Bezzina and Zavros worked together at Brisbane Festival a few years ago with Dionysus Redux, a Dionysian feast replete with “an ancient oracle to tell your fortune, decadent morsels to devour, ancient beats to swoon to and acres of bronzed flesh and erotic surprises” – nas the festival blurb promised.
On that occasion Zavros transformed Lina’s lush rooftop in South Brisbane into a hedonistic acropolis, caught somewhere between Ancient Athens and contemporary Mykonos. I remember reaching for some snacks at that event only to look up and see a naked man doing an impersonation of Michelangelo’s David looming above the platters of food. You can’t unsee that.
Zavros’s art has always been a visual feast and he’s enjoying expanding his horizons. His wife, respected art curator and editor Alison Kubler, are both well connected and are using their networks to make this BLEACH* special.
One of the highlights early in the piece will be Jeff Koons – In Conversation With Alison Kubler, featuring the famous American artist.
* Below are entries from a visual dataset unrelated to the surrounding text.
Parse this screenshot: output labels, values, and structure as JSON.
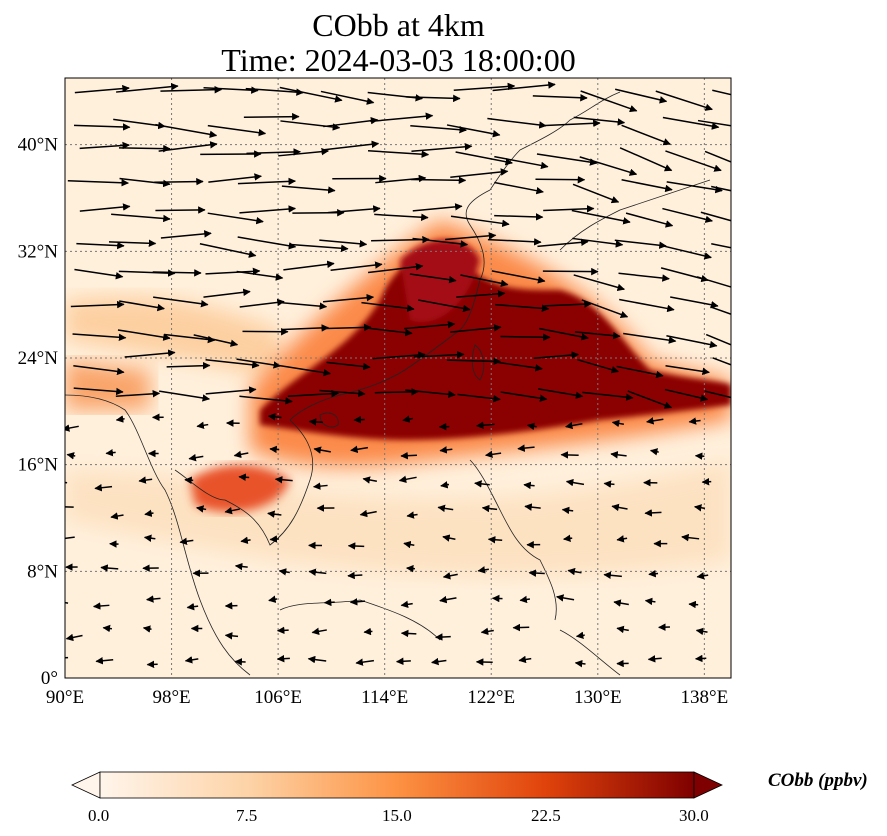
{
  "title": {
    "line1": "CObb at 4km",
    "line2": "Time: 2024-03-03 18:00:00"
  },
  "map": {
    "extent": {
      "lon_min": 90,
      "lon_max": 140,
      "lat_min": 0,
      "lat_max": 45
    },
    "lon_ticks": [
      "90°E",
      "98°E",
      "106°E",
      "114°E",
      "122°E",
      "130°E",
      "138°E"
    ],
    "lat_ticks": [
      "0°",
      "8°N",
      "16°N",
      "24°N",
      "32°N",
      "40°N"
    ],
    "gridlines": "dotted"
  },
  "colorbar": {
    "label": "CObb (ppbv)",
    "tick_labels": [
      "0.0",
      "7.5",
      "15.0",
      "22.5",
      "30.0"
    ],
    "min": 0,
    "max": 30,
    "extend": "both",
    "colors": [
      "#fff5eb",
      "#fdd3a7",
      "#fd9243",
      "#e0430b",
      "#7f0000"
    ]
  }
}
Zavros was influenced as a young artist by Koons’ giant topiary sculpture Puppy, which was displayed outside the Museum of Contemporary Art in Sydney in the summer of 1995-96.
“He hasn’t been here for 30 years,” Zavros says. “Seeing his work all that time ago had a profound effect on me and it’s wonderful to be able to invite him back as artistic dfirector of this festival. This is a partnership with the National Gallery of Australia and he will go to Canberra after the Gold Coast. He’s bringing his whole family, his wife and five children.”
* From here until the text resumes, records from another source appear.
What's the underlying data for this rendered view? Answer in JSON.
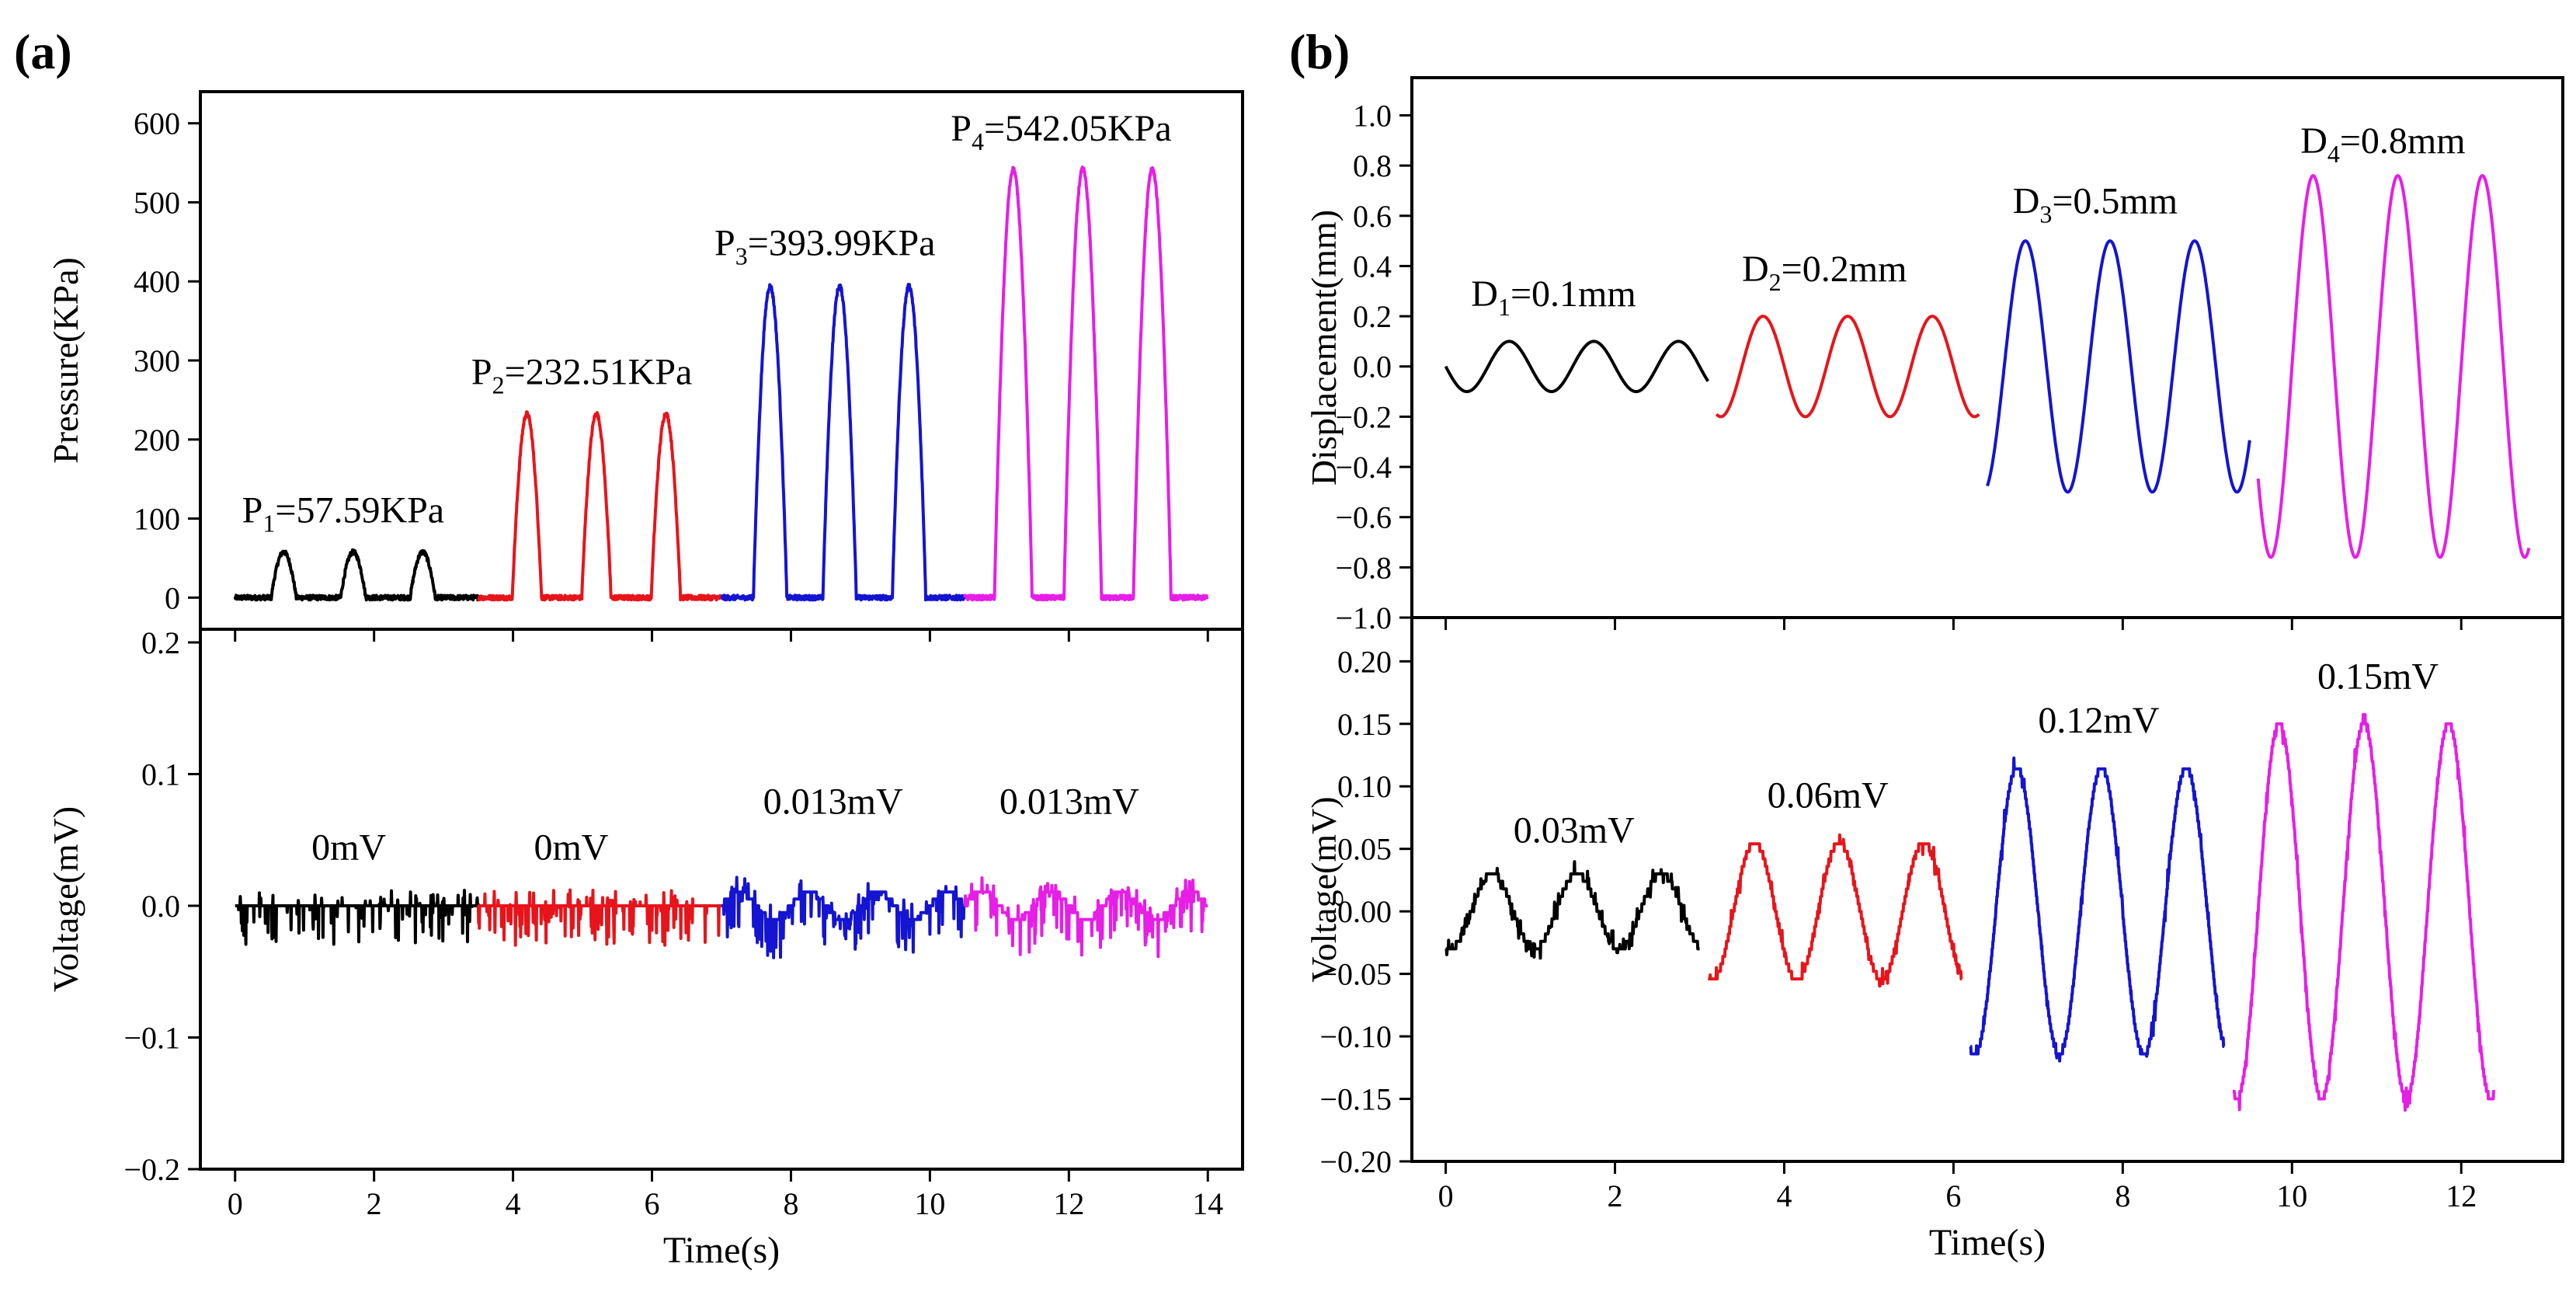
{
  "figure": {
    "panel_a_label": "(a)",
    "panel_b_label": "(b)"
  },
  "colors": {
    "segment1": "#000000",
    "segment2": "#e8141b",
    "segment3": "#1414d2",
    "segment4": "#e61ee6"
  },
  "chart_data": [
    {
      "id": "a_top",
      "type": "line",
      "title": "",
      "xlabel": "",
      "ylabel": "Pressure(KPa)",
      "xlim": [
        -0.5,
        14.5
      ],
      "ylim": [
        -40,
        640
      ],
      "xticks": [
        0,
        2,
        4,
        6,
        8,
        10,
        12,
        14
      ],
      "xtick_labels": [],
      "yticks": [
        0,
        100,
        200,
        300,
        400,
        500,
        600
      ],
      "ytick_labels": [
        "0",
        "100",
        "200",
        "300",
        "400",
        "500",
        "600"
      ],
      "grid": false,
      "segments": [
        {
          "x_range": [
            0,
            3.5
          ],
          "peaks": [
            0.7,
            1.7,
            2.7
          ],
          "peak_value": 57.59
        },
        {
          "x_range": [
            3.5,
            7.0
          ],
          "peaks": [
            4.2,
            5.2,
            6.2
          ],
          "peak_value": 232.51
        },
        {
          "x_range": [
            7.0,
            10.5
          ],
          "peaks": [
            7.7,
            8.7,
            9.7
          ],
          "peak_value": 393.99
        },
        {
          "x_range": [
            10.5,
            14.0
          ],
          "peaks": [
            11.2,
            12.2,
            13.2
          ],
          "peak_value": 542.05
        }
      ],
      "annotations": [
        {
          "base": "P",
          "sub": "1",
          "text": "=57.59KPa",
          "x": 0.1,
          "y": 95
        },
        {
          "base": "P",
          "sub": "2",
          "text": "=232.51KPa",
          "x": 3.4,
          "y": 270
        },
        {
          "base": "P",
          "sub": "3",
          "text": "=393.99KPa",
          "x": 6.9,
          "y": 433
        },
        {
          "base": "P",
          "sub": "4",
          "text": "=542.05KPa",
          "x": 10.3,
          "y": 578
        }
      ]
    },
    {
      "id": "a_bottom",
      "type": "line",
      "title": "",
      "xlabel": "Time(s)",
      "ylabel": "Voltage(mV)",
      "xlim": [
        -0.5,
        14.5
      ],
      "ylim": [
        -0.2,
        0.21
      ],
      "xticks": [
        0,
        2,
        4,
        6,
        8,
        10,
        12,
        14
      ],
      "xtick_labels": [
        "0",
        "2",
        "4",
        "6",
        "8",
        "10",
        "12",
        "14"
      ],
      "yticks": [
        -0.2,
        -0.1,
        0.0,
        0.1,
        0.2
      ],
      "ytick_labels": [
        "−0.2",
        "−0.1",
        "0.0",
        "0.1",
        "0.2"
      ],
      "grid": false,
      "segments": [
        {
          "x_range": [
            0,
            3.5
          ],
          "amplitude": 0
        },
        {
          "x_range": [
            3.5,
            7.0
          ],
          "amplitude": 0
        },
        {
          "x_range": [
            7.0,
            10.5
          ],
          "amplitude": 0.013
        },
        {
          "x_range": [
            10.5,
            14.0
          ],
          "amplitude": 0.013
        }
      ],
      "annotations": [
        {
          "text": "0mV",
          "x": 1.1,
          "y": 0.035
        },
        {
          "text": "0mV",
          "x": 4.3,
          "y": 0.035
        },
        {
          "text": "0.013mV",
          "x": 7.6,
          "y": 0.07
        },
        {
          "text": "0.013mV",
          "x": 11.0,
          "y": 0.07
        }
      ]
    },
    {
      "id": "b_top",
      "type": "line",
      "title": "",
      "xlabel": "",
      "ylabel": "Displacement(mm)",
      "xlim": [
        -0.4,
        13.2
      ],
      "ylim": [
        -1.0,
        1.15
      ],
      "xticks": [
        0,
        2,
        4,
        6,
        8,
        10,
        12
      ],
      "xtick_labels": [],
      "yticks": [
        -1.0,
        -0.8,
        -0.6,
        -0.4,
        -0.2,
        0.0,
        0.2,
        0.4,
        0.6,
        0.8,
        1.0
      ],
      "ytick_labels": [
        "−1.0",
        "−0.8",
        "−0.6",
        "−0.4",
        "−0.2",
        "0.0",
        "0.2",
        "0.4",
        "0.6",
        "0.8",
        "1.0"
      ],
      "grid": false,
      "segments": [
        {
          "x_range": [
            0,
            3.1
          ],
          "amplitude": 0.1,
          "period": 1.0,
          "phase": -0.25
        },
        {
          "x_range": [
            3.2,
            6.3
          ],
          "amplitude": 0.2,
          "period": 1.0,
          "phase": -0.05
        },
        {
          "x_range": [
            6.4,
            9.5
          ],
          "amplitude": 0.5,
          "period": 1.0,
          "phase": 0.05
        },
        {
          "x_range": [
            9.6,
            12.8
          ],
          "amplitude": 0.76,
          "period": 1.0,
          "phase": -0.15
        }
      ],
      "annotations": [
        {
          "base": "D",
          "sub": "1",
          "text": "=0.1mm",
          "x": 0.3,
          "y": 0.24
        },
        {
          "base": "D",
          "sub": "2",
          "text": "=0.2mm",
          "x": 3.5,
          "y": 0.34
        },
        {
          "base": "D",
          "sub": "3",
          "text": "=0.5mm",
          "x": 6.7,
          "y": 0.61
        },
        {
          "base": "D",
          "sub": "4",
          "text": "=0.8mm",
          "x": 10.1,
          "y": 0.85
        }
      ]
    },
    {
      "id": "b_bottom",
      "type": "line",
      "title": "",
      "xlabel": "Time(s)",
      "ylabel": "Voltage(mV)",
      "xlim": [
        -0.4,
        13.2
      ],
      "ylim": [
        -0.2,
        0.235
      ],
      "xticks": [
        0,
        2,
        4,
        6,
        8,
        10,
        12
      ],
      "xtick_labels": [
        "0",
        "2",
        "4",
        "6",
        "8",
        "10",
        "12"
      ],
      "yticks": [
        -0.2,
        -0.15,
        -0.1,
        -0.05,
        0.0,
        0.05,
        0.1,
        0.15,
        0.2
      ],
      "ytick_labels": [
        "−0.20",
        "−0.15",
        "−0.10",
        "−0.05",
        "0.00",
        "0.05",
        "0.10",
        "0.15",
        "0.20"
      ],
      "grid": false,
      "segments": [
        {
          "x_range": [
            0,
            3.0
          ],
          "amplitude": 0.03,
          "period": 1.0,
          "phase": -0.05
        },
        {
          "x_range": [
            3.1,
            6.1
          ],
          "amplitude": 0.055,
          "period": 1.0,
          "phase": -0.05
        },
        {
          "x_range": [
            6.2,
            9.2
          ],
          "amplitude": 0.115,
          "period": 1.0,
          "phase": -0.05
        },
        {
          "x_range": [
            9.3,
            12.4
          ],
          "amplitude": 0.15,
          "period": 1.0,
          "phase": -0.05
        }
      ],
      "annotations": [
        {
          "text": "0.03mV",
          "x": 0.8,
          "y": 0.055
        },
        {
          "text": "0.06mV",
          "x": 3.8,
          "y": 0.083
        },
        {
          "text": "0.12mV",
          "x": 7.0,
          "y": 0.143
        },
        {
          "text": "0.15mV",
          "x": 10.3,
          "y": 0.178
        }
      ]
    }
  ]
}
BLEACH* will kick off at sunrise on July 31 with Patricia Piccinini’s much-loved giant inflatables Skywhale (2013) and Skywhalepapa (2019-20), also presented in partnership with National Gallery of Australia, which will take to the skies in a stunning aerial performance.
And in a first, Australian artist Kirsha Kaechele will take her provocative installation Ladies Lounge outside of MONA to the HOTA Gallery. This living artwork blends live performance, poetry and talks in a boldly feminist space – and, yes, some boys may be allowed in for domestic arts lessons and reparations. (There was a Tasmanian Supreme Court case about not allowing men in at first, but Kaechele and her supporters won that.)
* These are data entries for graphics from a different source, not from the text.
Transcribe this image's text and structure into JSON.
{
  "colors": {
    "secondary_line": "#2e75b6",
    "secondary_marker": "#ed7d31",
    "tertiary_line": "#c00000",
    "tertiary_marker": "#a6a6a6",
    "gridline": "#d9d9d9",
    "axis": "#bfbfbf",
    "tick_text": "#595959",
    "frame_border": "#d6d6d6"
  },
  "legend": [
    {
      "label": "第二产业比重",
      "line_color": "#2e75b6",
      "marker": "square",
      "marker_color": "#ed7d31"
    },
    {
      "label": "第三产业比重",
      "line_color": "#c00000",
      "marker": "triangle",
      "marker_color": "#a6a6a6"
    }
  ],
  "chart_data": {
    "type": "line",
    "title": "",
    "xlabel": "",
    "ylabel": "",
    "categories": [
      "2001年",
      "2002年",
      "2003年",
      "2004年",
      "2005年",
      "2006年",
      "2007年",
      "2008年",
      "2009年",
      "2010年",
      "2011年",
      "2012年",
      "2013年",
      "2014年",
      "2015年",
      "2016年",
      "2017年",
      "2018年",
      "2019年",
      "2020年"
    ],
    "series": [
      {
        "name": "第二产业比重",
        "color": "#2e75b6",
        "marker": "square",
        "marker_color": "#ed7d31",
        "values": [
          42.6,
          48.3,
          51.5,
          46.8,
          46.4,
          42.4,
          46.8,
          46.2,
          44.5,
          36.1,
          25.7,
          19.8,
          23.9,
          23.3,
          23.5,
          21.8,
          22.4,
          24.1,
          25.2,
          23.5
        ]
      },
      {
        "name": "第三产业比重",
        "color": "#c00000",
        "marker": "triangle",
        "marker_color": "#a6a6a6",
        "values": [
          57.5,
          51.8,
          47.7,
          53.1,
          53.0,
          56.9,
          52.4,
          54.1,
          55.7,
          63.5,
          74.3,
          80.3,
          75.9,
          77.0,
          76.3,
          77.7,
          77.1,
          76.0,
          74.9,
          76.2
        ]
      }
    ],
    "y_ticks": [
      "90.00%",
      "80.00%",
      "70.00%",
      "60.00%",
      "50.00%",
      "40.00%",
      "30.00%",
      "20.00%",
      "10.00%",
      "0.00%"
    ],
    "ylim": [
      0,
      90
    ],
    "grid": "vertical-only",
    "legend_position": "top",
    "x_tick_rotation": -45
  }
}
Zavros has Greek heritage and is getting his Greek on for OPA! A Night of Greek Delights on the lawns of HOTA’s Outdoor Stage for an ultimate celebration of Greek culture, feasting and fun.
This event includes live traditional and festive performances, a 50-member Ellinikes Fones Choir and lots of dancing. Ten-piece band Essence of Greece will perform a vibrant repertoire from across the regions of Greece, blending the old with the new in a powerful musical journey. There will be Greek folk dancers in full costume and a Greek feast. This is a free ticketed event and, unlike Zavros’s Brisbane Festival rooftop show, this one is suitable for the whole family.
And in a high-energy tribute to the Sunday sessions that put Fisherman’s Wharf on the map in the ’90s, Drum As You Are will transform the HOTA Lawn into a family-friendly celebration with professional and community drummers reimagining the raw energy of Nirvana’s Bleach, Nevermind and In Utero. Zavros’s daughter Olympia plays the drums so we can see where the inspiration for this event comes from.
There will be more than 100 events spanning 11 days with a fresh curatorial vision from Michael Zavros and new performance sites including HOTA, Home of the Arts, Kurrawa Beach and Emerald Lakes. There will be art, music, spectacle, storytelling and food-driven experiences. With an equestrian finale, but no song by Daryl Braithwaite. Oh, well.